Ed Keay-Smith: I’ll edit that out.

Lisa Reed: Ed, honestly, do you know that’s one of the most interesting things to me, is that 10 years in, I actually don’t look at email and I don’t answer the phone?

Ed Keay-Smith: Anyone listening, don’t contact Lisa. You’re not going to get her. Everything she just said …

Brendan Tully: Complete fax only.

Ed Keay-Smith: Yeah, fax only.

Lisa Reed: Do you know what? That’s one of the rules of actually growing that you need to get out of the daily detail. I’ve got a fantastic Business Coordinator, Claire, who is actually our officer of first impressions and she manages all incoming calls and incoming emails. You can get to her via email, so it’d be info[at] or by phone: (08) 9339 7755.

Ed Keay-Smith: Fantastic.

Lisa Reed: She will be the best person to talk to first place because she coordinates all of us and she knows exactly what’s in my calendar.

Ed Keay-Smith: Claire’s a legend.

Lisa Reed: Yeah.

Ed Keay-Smith: This was the perfect lesson. That in itself was a very, very powerful lesson for anyone listening, is that you are not the person that everyone wants to contact, and that is a really important factor. That’s something we’re doing with the new business we’re rolling out now. I’m not having my name anywhere on it. It’s going to be a complete standalone business that doesn’t mention me. There’s no emails to me. I’m not anywhere in it. That is a wonderful thing to think of because sometimes we just want to go and hide, don’t we?
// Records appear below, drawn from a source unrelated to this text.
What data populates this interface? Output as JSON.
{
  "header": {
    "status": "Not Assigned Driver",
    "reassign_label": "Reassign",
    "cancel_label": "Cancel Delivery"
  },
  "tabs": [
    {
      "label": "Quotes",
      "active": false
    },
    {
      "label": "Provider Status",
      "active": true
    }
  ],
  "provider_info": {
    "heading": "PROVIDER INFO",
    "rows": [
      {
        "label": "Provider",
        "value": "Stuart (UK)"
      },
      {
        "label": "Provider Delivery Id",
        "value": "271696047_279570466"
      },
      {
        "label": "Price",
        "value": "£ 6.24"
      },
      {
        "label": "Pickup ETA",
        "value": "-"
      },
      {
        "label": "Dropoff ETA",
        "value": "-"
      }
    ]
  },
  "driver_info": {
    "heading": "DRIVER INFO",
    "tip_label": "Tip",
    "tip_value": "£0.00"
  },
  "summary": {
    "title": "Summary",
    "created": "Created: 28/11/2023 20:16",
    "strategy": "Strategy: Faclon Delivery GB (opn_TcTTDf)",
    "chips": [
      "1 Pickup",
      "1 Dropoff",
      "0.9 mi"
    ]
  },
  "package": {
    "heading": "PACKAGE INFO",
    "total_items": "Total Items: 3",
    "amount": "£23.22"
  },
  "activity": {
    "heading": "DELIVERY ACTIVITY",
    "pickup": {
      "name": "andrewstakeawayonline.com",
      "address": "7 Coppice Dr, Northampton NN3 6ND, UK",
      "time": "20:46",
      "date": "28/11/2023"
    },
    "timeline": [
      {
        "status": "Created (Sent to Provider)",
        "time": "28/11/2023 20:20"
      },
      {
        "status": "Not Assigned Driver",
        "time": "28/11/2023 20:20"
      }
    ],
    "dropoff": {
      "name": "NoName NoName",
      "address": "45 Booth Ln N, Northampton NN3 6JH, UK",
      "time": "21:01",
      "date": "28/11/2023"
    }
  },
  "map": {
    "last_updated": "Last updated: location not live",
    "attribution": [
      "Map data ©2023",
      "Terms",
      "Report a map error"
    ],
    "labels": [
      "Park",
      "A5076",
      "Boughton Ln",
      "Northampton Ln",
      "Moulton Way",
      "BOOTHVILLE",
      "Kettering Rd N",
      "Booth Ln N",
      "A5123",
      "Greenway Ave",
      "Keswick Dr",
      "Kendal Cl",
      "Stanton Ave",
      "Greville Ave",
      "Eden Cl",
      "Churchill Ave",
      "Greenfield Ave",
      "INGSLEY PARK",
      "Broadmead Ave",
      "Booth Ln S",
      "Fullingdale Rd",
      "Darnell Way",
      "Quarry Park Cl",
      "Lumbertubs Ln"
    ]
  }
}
Lisa Reed: It’s liberating, and do you know what honestly I am … Claire has me scheduled from when I start to when I finish, so I honestly don’t look at my laptop more than for an hour a day. She pretty much manages my inbox and tells me who’s screaming. We do have people that are in situations, so there are people that I deal with usually first. We triage everything that comes in and honestly, I don’t get much of a chance to return calls. The calls that I do return are for our consulting clients where we have a commitment to a service level agreement, so they’re always my priority. Then if I can fit anything else in, I will, but usually at the end of the day the way that it works is I look at my calendar when I’ve finished my consults and Claire will have added 3-4 calls that I need to return and I tick them off and then I start the next day. I look at what she’s put in my calendar and then that’s pretty much how it works. If you ask me what I’m doing next week, I honestly can’t tell you.
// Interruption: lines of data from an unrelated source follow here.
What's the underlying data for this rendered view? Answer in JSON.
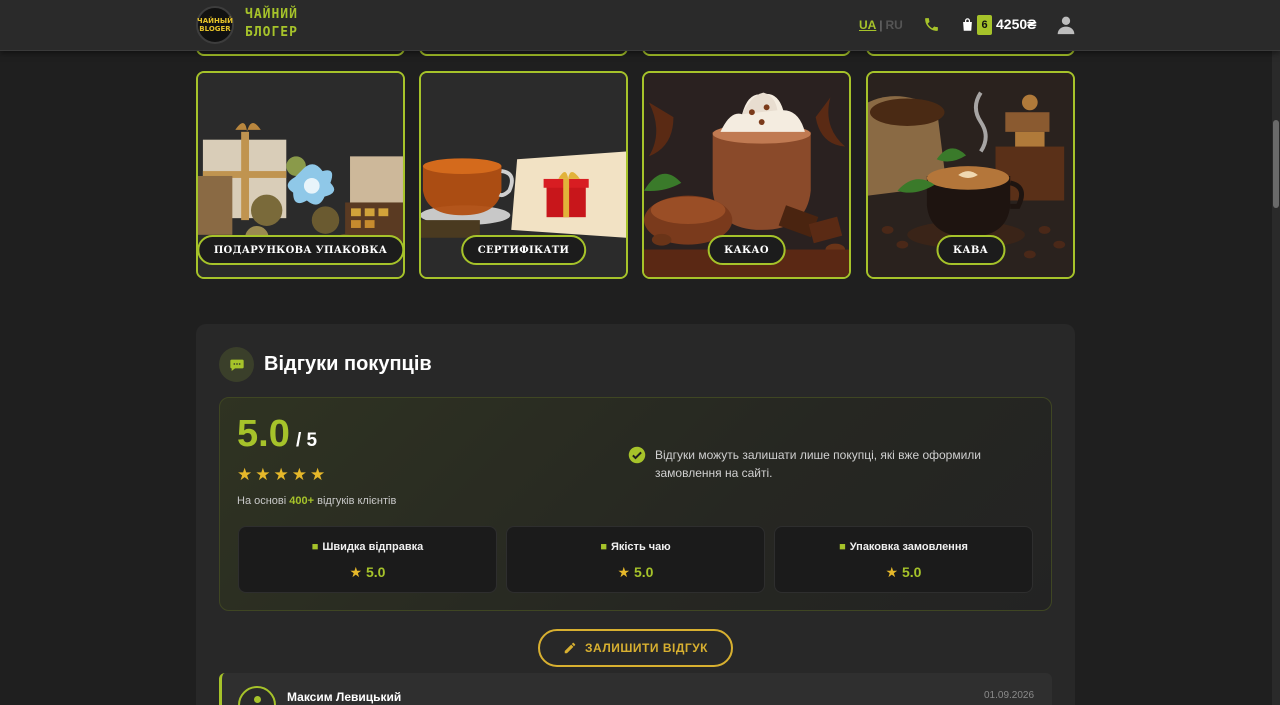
{
  "header": {
    "logo_badge": [
      "ЧАЙНЫЙ",
      "BLOGER"
    ],
    "logo_line1": "ЧАЙНИЙ",
    "logo_line2": "БЛОГЕР",
    "lang_ua": "UA",
    "lang_sep": "|",
    "lang_ru": "RU",
    "cart_count": "6",
    "cart_total": "4250₴"
  },
  "categories": [
    {
      "label": "ПОДАРУНКОВА УПАКОВКА",
      "icon": "gift-boxes-image"
    },
    {
      "label": "СЕРТИФІКАТИ",
      "icon": "tea-cup-gift-image"
    },
    {
      "label": "КАКАО",
      "icon": "cocoa-image"
    },
    {
      "label": "КАВА",
      "icon": "coffee-image"
    }
  ],
  "reviews": {
    "title": "Відгуки покупців",
    "score": "5.0",
    "score_max": "/ 5",
    "stars": "★★★★★",
    "based_prefix": "На основі ",
    "based_count": "400+",
    "based_suffix": " відгуків клієнтів",
    "notice": "Відгуки можуть залишати лише покупці, які вже оформили замовлення на сайті.",
    "metrics": [
      {
        "label": "Швидка відправка",
        "value": "5.0",
        "icon": "truck-icon"
      },
      {
        "label": "Якість чаю",
        "value": "5.0",
        "icon": "mug-icon"
      },
      {
        "label": "Упаковка замовлення",
        "value": "5.0",
        "icon": "box-icon"
      }
    ],
    "leave_button": "ЗАЛИШИТИ ВІДГУК",
    "first_review": {
      "name": "Максим Левицький",
      "date": "01.09.2026"
    }
  },
  "colors": {
    "accent": "#a6c32a",
    "star": "#e6b82a",
    "button": "#d8b030",
    "background": "#1f1f1f"
  }
}
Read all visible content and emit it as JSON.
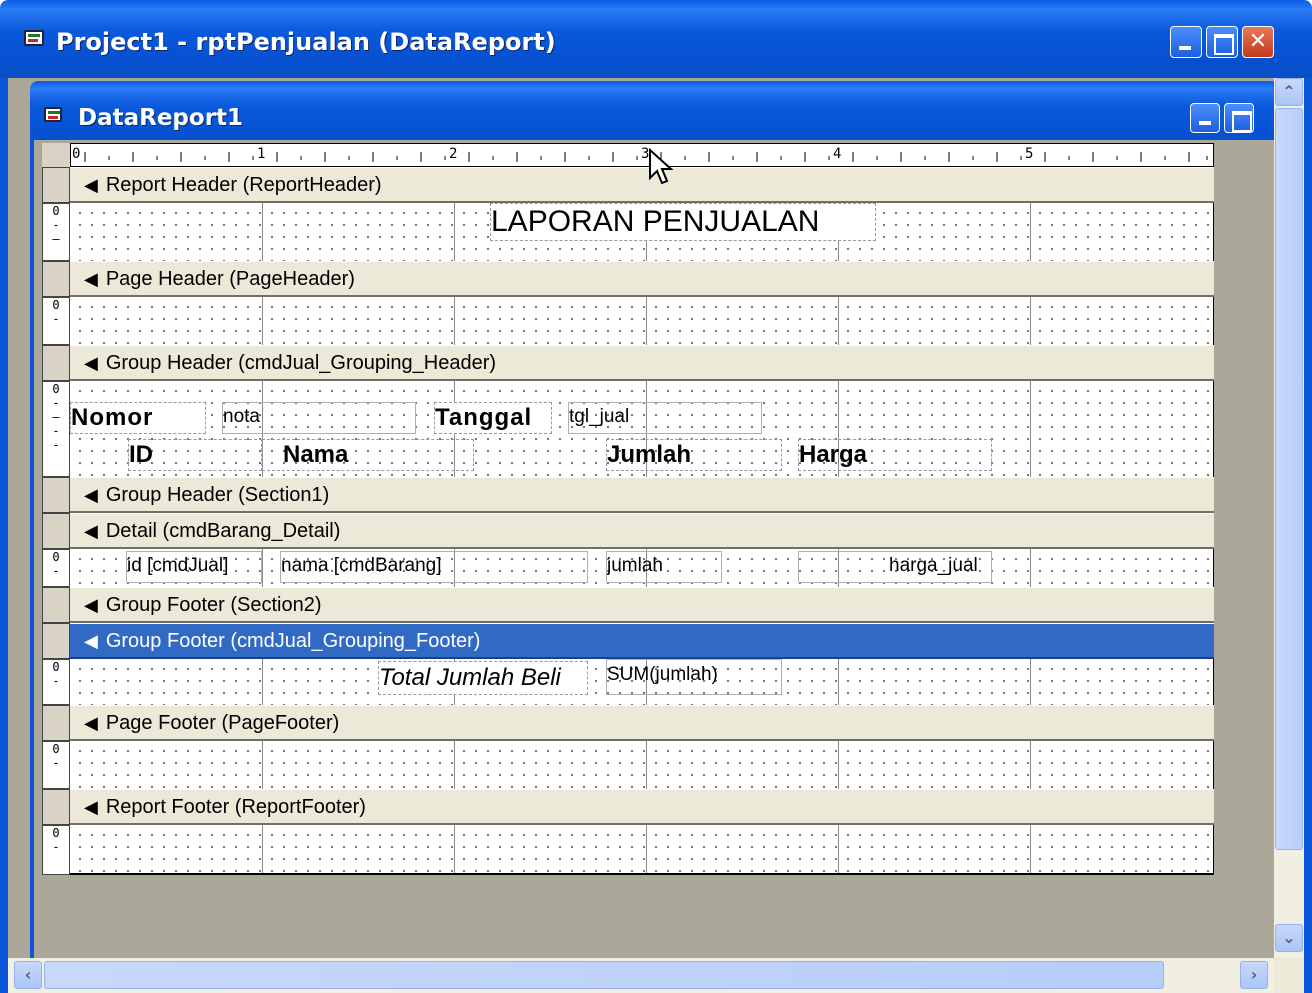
{
  "window": {
    "title": "Project1 - rptPenjualan (DataReport)"
  },
  "child_window": {
    "title": "DataReport1"
  },
  "ruler": {
    "marks": [
      "0",
      "1",
      "2",
      "3",
      "4",
      "5"
    ]
  },
  "vruler": {
    "zero": "0"
  },
  "bands": {
    "report_header": "Report Header (ReportHeader)",
    "page_header": "Page Header (PageHeader)",
    "group_header_jual": "Group Header (cmdJual_Grouping_Header)",
    "group_header_section1": "Group Header (Section1)",
    "detail": "Detail (cmdBarang_Detail)",
    "group_footer_section2": "Group Footer (Section2)",
    "group_footer_jual": "Group Footer (cmdJual_Grouping_Footer)",
    "page_footer": "Page Footer (PageFooter)",
    "report_footer": "Report Footer (ReportFooter)"
  },
  "controls": {
    "title_label": "LAPORAN PENJUALAN",
    "nomor_label": "Nomor",
    "nota_field": "nota",
    "tanggal_label": "Tanggal",
    "tgl_jual_field": "tgl_jual",
    "id_label": "ID",
    "nama_label": "Nama",
    "jumlah_label": "Jumlah",
    "harga_label": "Harga",
    "id_field": "id [cmdJual]",
    "nama_field": "nama [cmdBarang]",
    "jumlah_field": "jumlah",
    "harga_jual_field": "harga_jual",
    "total_label": "Total Jumlah Beli",
    "sum_field": "SUM(jumlah)"
  },
  "colors": {
    "title_bar": "#0a59dc",
    "selected_band": "#316ac5",
    "band": "#ece9d8",
    "workspace": "#aca899"
  },
  "icons": [
    "app-icon",
    "minimize-icon",
    "maximize-icon",
    "close-icon",
    "band-arrow-icon",
    "mouse-cursor-icon",
    "scroll-up-icon",
    "scroll-down-icon",
    "scroll-left-icon",
    "scroll-right-icon",
    "size-grip-icon"
  ]
}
Ed Keay-Smith: That is a good way to be, a very good way to be. Unless there’s anything else, Brendan, I think what Lisa has shared with us today has been absolutely awesome and those who are listening who haven’t got that don’t go and start a business because you probably shouldn’t be in business. If you have any more questions, contact us or put a comment. Thank you very, very much, Lisa, for your time.
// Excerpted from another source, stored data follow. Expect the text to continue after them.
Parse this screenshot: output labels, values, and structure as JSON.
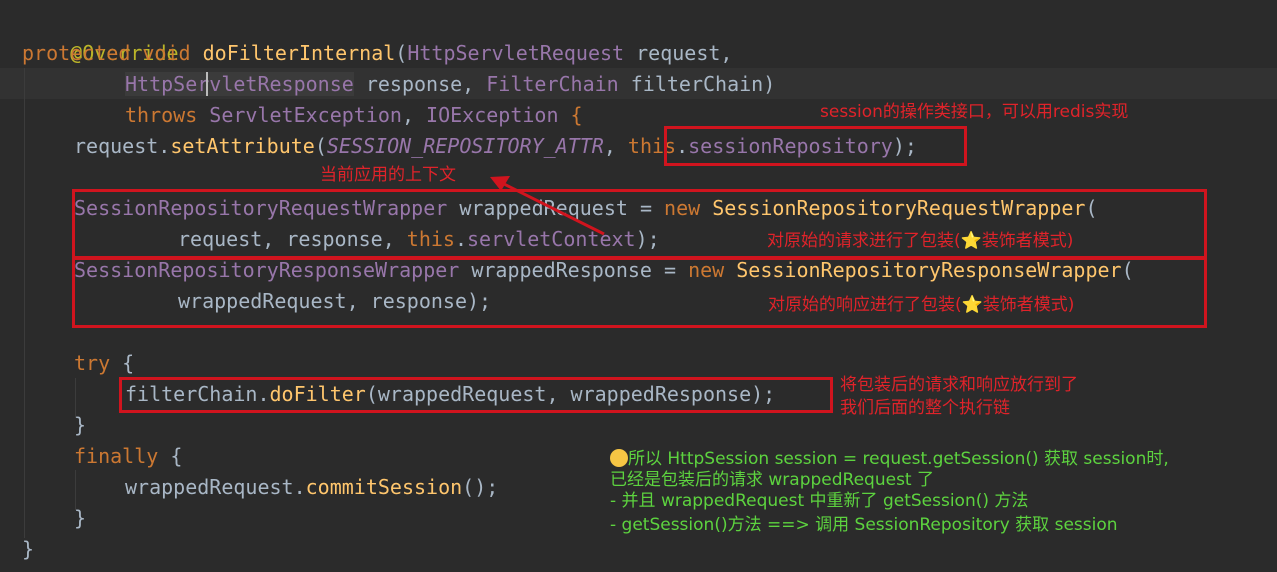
{
  "code": {
    "l1_annotation": "@Override",
    "l2_protected": "protected",
    "l2_void": "void",
    "l2_method": "doFilterInternal",
    "l2_paren": "(",
    "l2_type": "HttpServletRequest",
    "l2_param": " request,",
    "l3_type_a": "HttpSe",
    "l3_type_b": "rvletResponse",
    "l3_param": " response, ",
    "l3_type2": "FilterChain",
    "l3_param2": " filterChain)",
    "l4_throws": "throws",
    "l4_ex1": "ServletException",
    "l4_comma": ", ",
    "l4_ex2": "IOException",
    "l4_brace": " {",
    "l5_obj": "request.",
    "l5_method": "setAttribute",
    "l5_paren": "(",
    "l5_const": "SESSION_REPOSITORY_ATTR",
    "l5_comma": ", ",
    "l5_this": "this",
    "l5_dot": ".",
    "l5_field": "sessionRepository",
    "l5_end": ");",
    "l6_type": "SessionRepositoryRequestWrapper",
    "l6_var": " wrappedRequest = ",
    "l6_new": "new",
    "l6_cls": " SessionRepositoryRequestWrapper",
    "l6_paren": "(",
    "l7_args": "request, response, ",
    "l7_this": "this",
    "l7_dot": ".",
    "l7_field": "servletContext",
    "l7_end": ");",
    "l8_type": "SessionRepositoryResponseWrapper",
    "l8_var": " wrappedResponse = ",
    "l8_new": "new",
    "l8_cls": " SessionRepositoryResponseWrapper",
    "l8_paren": "(",
    "l9_args": "wrappedRequest, response);",
    "l10_try": "try",
    "l10_brace": " {",
    "l11_obj": "filterChain.",
    "l11_method": "doFilter",
    "l11_args": "(wrappedRequest, wrappedResponse);",
    "l12_brace": "}",
    "l13_finally": "finally",
    "l13_brace": " {",
    "l14_obj": "wrappedRequest.",
    "l14_method": "commitSession",
    "l14_end": "();",
    "l15_brace": "}",
    "l16_brace": "}"
  },
  "notes": {
    "repo": "session的操作类接口，可以用redis实现",
    "context": "当前应用的上下文",
    "request_wrap_a": "对原始的请求进行了包装(",
    "request_wrap_b": "装饰者模式)",
    "response_wrap_a": "对原始的响应进行了包装(",
    "response_wrap_b": "装饰者模式)",
    "filter_1": "将包装后的请求和响应放行到了",
    "filter_2": "我们后面的整个执行链",
    "summary_1": "所以 HttpSession session = request.getSession() 获取 session时,",
    "summary_2": "已经是包装后的请求 wrappedRequest 了",
    "summary_3": "- 并且 wrappedRequest 中重新了 getSession() 方法",
    "summary_4": "- getSession()方法 ==> 调用 SessionRepository 获取 session",
    "star": "⭐"
  },
  "colors": {
    "background": "#2b2b2b",
    "keyword": "#cc7832",
    "method": "#ffc66d",
    "field": "#9876aa",
    "annotation": "#bbb529",
    "text": "#a9b7c6",
    "highlight_box": "#d0141e",
    "note_red": "#e0232a",
    "note_green": "#5dd33f"
  },
  "icons": {
    "star": "star-icon",
    "thinking": "thinking-face-icon",
    "arrow": "arrow-icon"
  }
}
Lisa Reed: Guys, it’s been an absolute pleasure. Thank you.

Ed Keay-Smith: Thank you for all your help in the past with the projects we’ve worked on. You’ve been a legend. Anyone who is thinking of using Lisa, you could not get anyone better. Make sure you give her a call, or send an email through.

Lisa Reed: I’m sorry.

Ed Keay-Smith: At some stage in the next 40 years, she may get back to you.

Lisa Reed: Claire will always get back to you.

Ed Keay-Smith: Only kidding. Thanks again. Thanks, Brendan. It’s been fantastic.

Brendan Tully: Thanks, guys.

Ed Keay-Smith: We’ll speak to you all on the next episode of the Business Marketing Show. Bye.